Armenia is a landlocked country in the Southern Caucasus with a dry climate, where the highest precipitation falls in the mountains. Its surface and groundwater resources — around 9 bcm of usable water annually — support hydropower (over 30% of the national energy mix), irrigation (80% of crops), and drinking water supply, with reservoir storage playing a central role in balancing demand across seasons. Yet warming is shifting snowmelt earlier in the year, and river flows are projected to decline by roughly 14% by 2040 and up to 39% by the end of the century.

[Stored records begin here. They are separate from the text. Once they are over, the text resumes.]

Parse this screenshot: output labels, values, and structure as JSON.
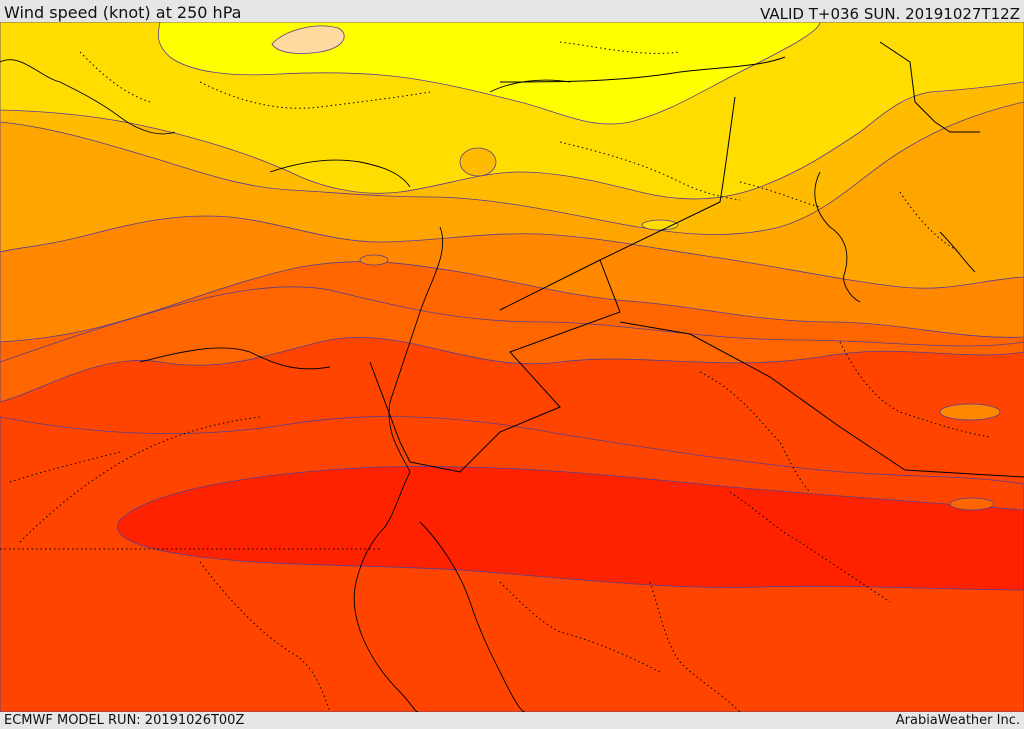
{
  "header": {
    "title": "Wind speed (knot) at 250 hPa",
    "valid_time": "VALID T+036 SUN. 20191027T12Z"
  },
  "footer": {
    "model_run": "ECMWF MODEL RUN: 20191026T00Z",
    "credit": "ArabiaWeather Inc."
  },
  "colors": {
    "band_pale": "#ffdaa0",
    "band_yellow": "#ffff00",
    "band_gold": "#ffdd00",
    "band_amber": "#ffbb00",
    "band_orange_light": "#ffa500",
    "band_orange": "#ff8800",
    "band_orange_dark": "#ff6600",
    "band_red_orange": "#ff4400",
    "band_red": "#ff2200",
    "border_line": "#000000",
    "contour_line": "#5a3c8c"
  }
}
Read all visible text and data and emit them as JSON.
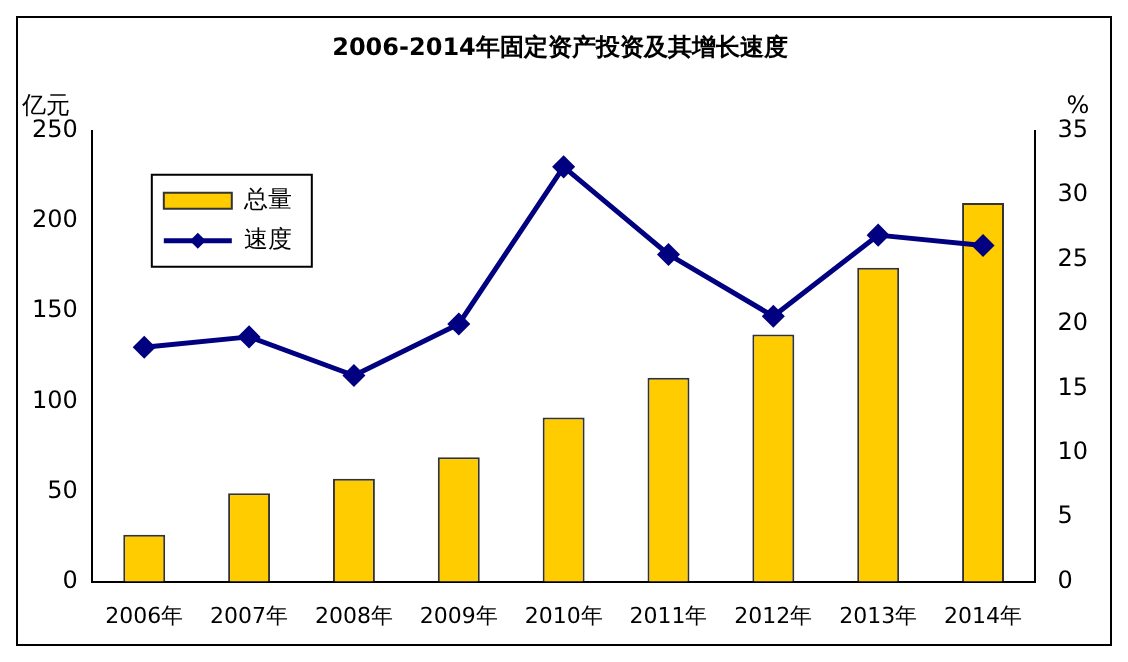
{
  "chart_data": {
    "type": "bar",
    "title": "2006-2014年固定资产投资及其增长速度",
    "ylabel": "亿元",
    "y2label": "%",
    "categories": [
      "2006年",
      "2007年",
      "2008年",
      "2009年",
      "2010年",
      "2011年",
      "2012年",
      "2013年",
      "2014年"
    ],
    "series": [
      {
        "name": "总量",
        "color": "#ffcc00",
        "values": [
          26,
          49,
          57,
          69,
          91,
          113,
          137,
          174,
          210
        ]
      },
      {
        "name": "速度",
        "type": "line",
        "axis": "y2",
        "color": "#000080",
        "values": [
          18.2,
          19.0,
          16.0,
          20.0,
          32.2,
          25.4,
          20.6,
          26.9,
          26.1
        ]
      }
    ],
    "ylim": [
      0,
      250
    ],
    "yticks": [
      0,
      50,
      100,
      150,
      200,
      250
    ],
    "y2lim": [
      0,
      35
    ],
    "y2ticks": [
      0,
      5,
      10,
      15,
      20,
      25,
      30,
      35
    ],
    "legend": "top left",
    "marker": "diamond",
    "grid": false
  }
}
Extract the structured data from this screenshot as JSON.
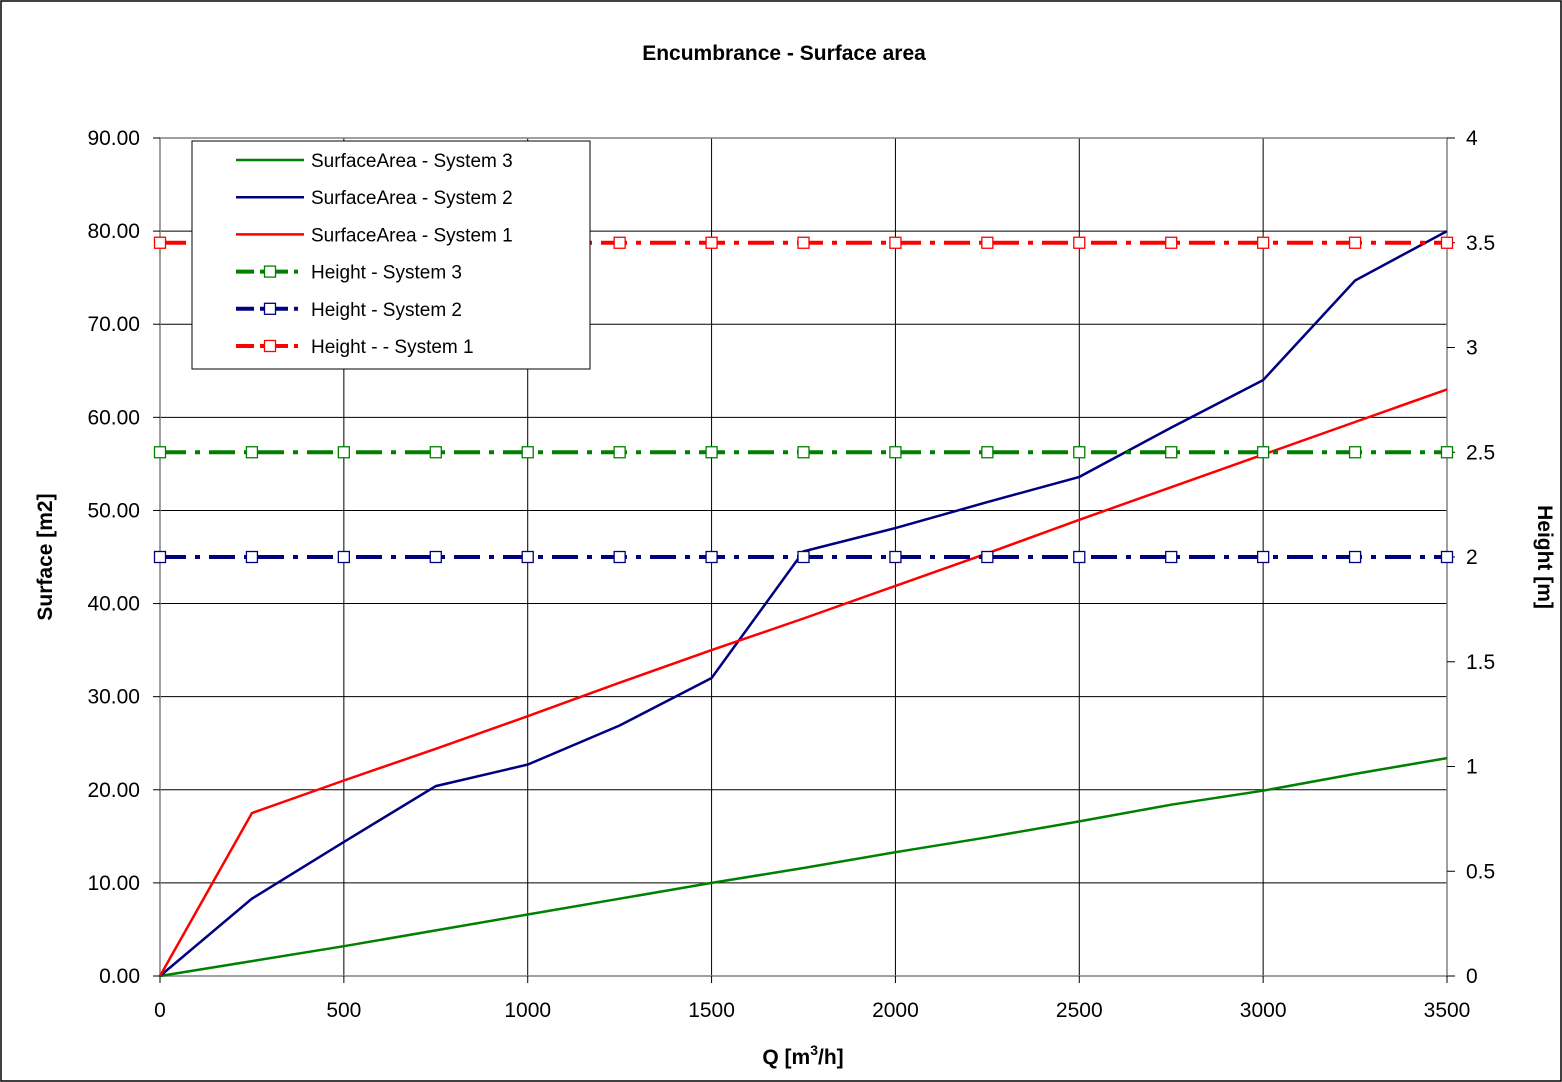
{
  "chart_data": {
    "type": "line",
    "title": "Encumbrance - Surface area",
    "xlabel": "Q [m",
    "xlabel_sup": "3",
    "xlabel_suffix": "/h]",
    "ylabel": "Surface [m2]",
    "y2label": "Height [m]",
    "xlim": [
      0,
      3500
    ],
    "ylim": [
      0,
      90
    ],
    "y2lim": [
      0,
      4
    ],
    "x_ticks": [
      "0",
      "500",
      "1000",
      "1500",
      "2000",
      "2500",
      "3000",
      "3500"
    ],
    "y_ticks": [
      "0.00",
      "10.00",
      "20.00",
      "30.00",
      "40.00",
      "50.00",
      "60.00",
      "70.00",
      "80.00",
      "90.00"
    ],
    "y2_ticks": [
      "0",
      "0.5",
      "1",
      "1.5",
      "2",
      "2.5",
      "3",
      "3.5",
      "4"
    ],
    "grid": true,
    "legend_position": "top-left",
    "x": [
      0,
      250,
      500,
      750,
      1000,
      1250,
      1500,
      1750,
      2000,
      2250,
      2500,
      2750,
      3000,
      3250,
      3500
    ],
    "series": [
      {
        "name": "SurfaceArea - System 3",
        "axis": "left",
        "style": "solid",
        "color": "#008000",
        "values": [
          0,
          1.6,
          3.2,
          4.9,
          6.6,
          8.3,
          10.0,
          11.6,
          13.3,
          14.9,
          16.6,
          18.4,
          19.9,
          21.7,
          23.4
        ]
      },
      {
        "name": "SurfaceArea - System 2",
        "axis": "left",
        "style": "solid",
        "color": "#000080",
        "values": [
          0,
          8.3,
          14.4,
          20.4,
          22.7,
          26.9,
          32.0,
          45.6,
          48.1,
          50.9,
          53.6,
          58.9,
          64.0,
          74.7,
          80.0
        ]
      },
      {
        "name": "SurfaceArea - System 1",
        "axis": "left",
        "style": "solid",
        "color": "#ff0000",
        "values": [
          0,
          17.5,
          21.0,
          24.4,
          27.9,
          31.5,
          35.0,
          38.4,
          41.9,
          45.4,
          49.0,
          52.5,
          56.0,
          59.5,
          63.0
        ]
      },
      {
        "name": "Height - System 3",
        "axis": "right",
        "style": "dashdot-markers",
        "color": "#008000",
        "values": [
          2.5,
          2.5,
          2.5,
          2.5,
          2.5,
          2.5,
          2.5,
          2.5,
          2.5,
          2.5,
          2.5,
          2.5,
          2.5,
          2.5,
          2.5
        ]
      },
      {
        "name": "Height - System 2",
        "axis": "right",
        "style": "dashdot-markers",
        "color": "#000080",
        "values": [
          2,
          2,
          2,
          2,
          2,
          2,
          2,
          2,
          2,
          2,
          2,
          2,
          2,
          2,
          2
        ]
      },
      {
        "name": "Height - - System 1",
        "axis": "right",
        "style": "dashdot-markers",
        "color": "#ff0000",
        "values": [
          3.5,
          3.5,
          3.5,
          3.5,
          3.5,
          3.5,
          3.5,
          3.5,
          3.5,
          3.5,
          3.5,
          3.5,
          3.5,
          3.5,
          3.5
        ]
      }
    ]
  }
}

This places Armenia’s 87 existing dams, and a pipeline of planned reservoirs, under increasing pressure.
For the Asian Development Bank (ADB), FutureWater conducts a climate risk assessment of water resources availability in Armenia’s six primary river basins, with a focus on existing and planned reservoirs. The assessment combines the SPHY hydrological model with downscaled climate projections from ERA5 and NASA-NEX. The specific activities include:
- Collecting DEM, soil, land use, and historical and future climate data for the six primary river basins.
- Assessing water resources availability and inter-annual and seasonal variability using a hydrological model, including inflows to a selected set of key reservoirs.
- Assessing climate change impacts on water resources, including changes in snowmelt contributions.
- Calculating impact indicators for the basins and reservoirs — potential refill frequency, and high- and low-flow indicators.
- Prioritising existing and planned reservoirs by climate risk and adaptation potential, to support ADB investment decisions and Armenia’s national water resources planning.
- Identifying preliminary adaptation solutions in consultation with government counterparts and development partners.
A central focus is seasonality. Reservoir operation depends not only on annual water volumes but on when water arrives, and the shift to earlier snowmelt and reduced summer baseflow has direct consequences for reservoir filling schedules, irrigation timing, and the design of new storage infrastructure. The findings — including a prioritised shortlist of reservoirs for adaptation investment — will inform ADB’s investment pipeline under the Glacier to Farms programme and Armenia’s long-term water resources planning. The work is delivered in close consultation with Armenia’s Ministry of Environment, Ministry of Territorial Administration and Infrastructure, and Ministry of Economy.